6. Deployment Considerations and Limitations
6.1 Atys
- Initialization: An initial sweep calibrates FSP and FDA parameters to meet user-defined error budgets.
- Assumptions: FDA cost amortization presumes workload periodicity; highly non-stationary applications may not yield savings. FSP presumes low-activity threads are non-critical.
- Limitations: Requires appropriate privileges for PMU and agent loading; profile data is subject to approximate sampling error (typically below 1% due to chosen techniques).
- Latency: Prometheus-based metric collection introduces a 15–30 s latency.
6.2 RealProbe
- Intrusiveness: Profiling logic is injected via automation without manual RTL editing.
- Resource Tradeoffs: User-driven DSE is available to balance profiling depth, resource, and DRAM overhead.
- Limitations: Overheads are low but non-zero; BRAM resources can be substituted for LUTs/FFs as needed, and profiling is entirely cycle-accurate by design.
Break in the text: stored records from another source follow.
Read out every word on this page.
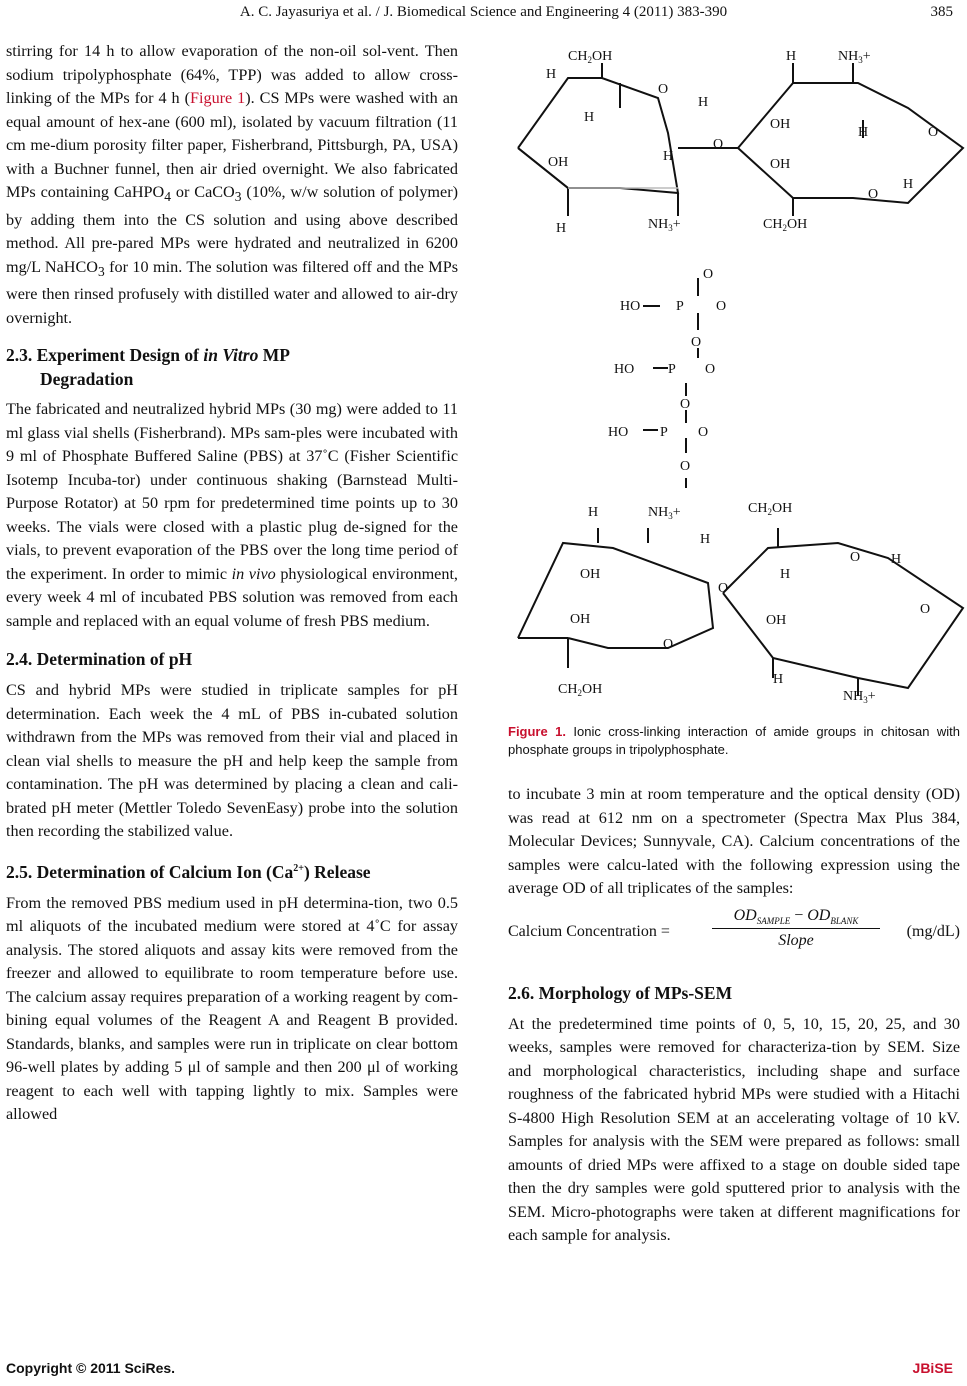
A. C. Jayasuriya et al. / J. Biomedical Science and Engineering 4 (2011) 383-390	385

stirring for 14 h to allow evaporation of the non-oil sol-vent. Then sodium tripolyphosphate (64%, TPP) was added to allow cross-linking of the MPs for 4 h (Figure 1). CS MPs were washed with an equal amount of hex-ane (600 ml), isolated by vacuum filtration (11 cm me-dium porosity filter paper, Fisherbrand, Pittsburgh, PA, USA) with a Buchner funnel, then air dried overnight. We also fabricated MPs containing CaHPO$_4$ or CaCO$_3$ (10%, w/w solution of polymer) by adding them into the CS solution and using above described method. All pre-pared MPs were hydrated and neutralized in 6200 mg/L NaHCO$_3$ for 10 min. The solution was filtered off and the MPs were then rinsed profusely with distilled water and allowed to air-dry overnight.

2.3. Experiment Design of in Vitro MP
Degradation

The fabricated and neutralized hybrid MPs (30 mg) were added to 11 ml glass vial shells (Fisherbrand). MPs sam-ples were incubated with 9 ml of Phosphate Buffered Saline (PBS) at 37˚C (Fisher Scientific Isotemp Incuba-tor) under continuous shaking (Barnstead Multi-Purpose Rotator) at 50 rpm for predetermined time points up to 30 weeks. The vials were closed with a plastic plug de-signed for the vials, to prevent evaporation of the PBS over the long time period of the experiment. In order to mimic in vivo physiological environment, every week 4 ml of incubated PBS solution was removed from each sample and replaced with an equal volume of fresh PBS medium.

2.4. Determination of pH

CS and hybrid MPs were studied in triplicate samples for pH determination. Each week the 4 mL of PBS in-cubated solution withdrawn from the MPs was removed from their vial and placed in clean vial shells to measure the pH and help keep the sample from contamination. The pH was determined by placing a clean and cali-brated pH meter (Mettler Toledo SevenEasy) probe into the solution then recording the stabilized value.

2.5. Determination of Calcium Ion $(Ca^{2+})$ Release

From the removed PBS medium used in pH determina-tion, two 0.5 ml aliquots of the incubated medium were stored at 4˚C for assay analysis. The stored aliquots and assay kits were removed from the freezer and allowed to equilibrate to room temperature before use. The calcium assay requires preparation of a working reagent by com-bining equal volumes of the Reagent A and Reagent B provided. Standards, blanks, and samples were run in triplicate on clear bottom 96-well plates by adding 5 μl of sample and then 200 μl of working reagent to each well with tapping lightly to mix. Samples were allowed

$CH_2OH$
H
O
H
H
O
H
OH
H	$NH_3+$
H	$NH_3+$
OH
H	O
OH
H
O
$CH_2OH$
O
HO	P O
O
HO P O
O
HO P O
O
H	$NH_3+$
H
OH
O
OH
O
$CH_2OH$
$CH_2OH$
O H
H
O
OH
H
$NH_3+$
Figure 1. Ionic cross-linking interaction of amide groups in chitosan with phosphate groups in tripolyphosphate.

to incubate 3 min at room temperature and the optical density (OD) was read at 612 nm on a spectrometer (Spectra Max Plus 384, Molecular Devices; Sunnyvale, CA). Calcium concentrations of the samples were calcu-lated with the following expression using the average OD of all triplicates of the samples:

Calcium Concentration =
$OD_{SAMPLE} - OD_{BLANK}$
Slope
(mg/dL)
2.6. Morphology of MPs-SEM

At the predetermined time points of 0, 5, 10, 15, 20, 25, and 30 weeks, samples were removed for characteriza-tion by SEM. Size and morphological characteristics, including shape and surface roughness of the fabricated hybrid MPs were studied with a Hitachi S-4800 High Resolution SEM at an accelerating voltage of 10 kV. Samples for analysis with the SEM were prepared as follows: small amounts of dried MPs were affixed to a stage on double sided tape then the dry samples were gold sputtered prior to analysis with the SEM. Micro-photographs were taken at different magnifications for each sample for analysis.

Copyright © 2011 SciRes.	JBiSE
7. Broader Significance and Applications
Hot entry profiling methodologies such as those enabled by Atys (Sun et al., 18 Jun 2025) and RealProbe (Kim et al., 4 Apr 2025) provide actionable insights to both software and hardware system architects. In data-center settings, identifying latent hotspots can yield large cost savings even with sub-1% improvements, as minor inefficiencies are amortized across thousands of microservice instances. In hardware design, cycle-accurate, automated profiling of function or loop execution is essential for targeting bottlenecks and optimizing resource-constrained FPGAs. These frameworks demonstrate that—with automated adaptation, aggregation, and user-transparent instrumentation—large-scale, multidomain systems can be profiled efficiently, enabling informed optimization decisions at minimal operational cost.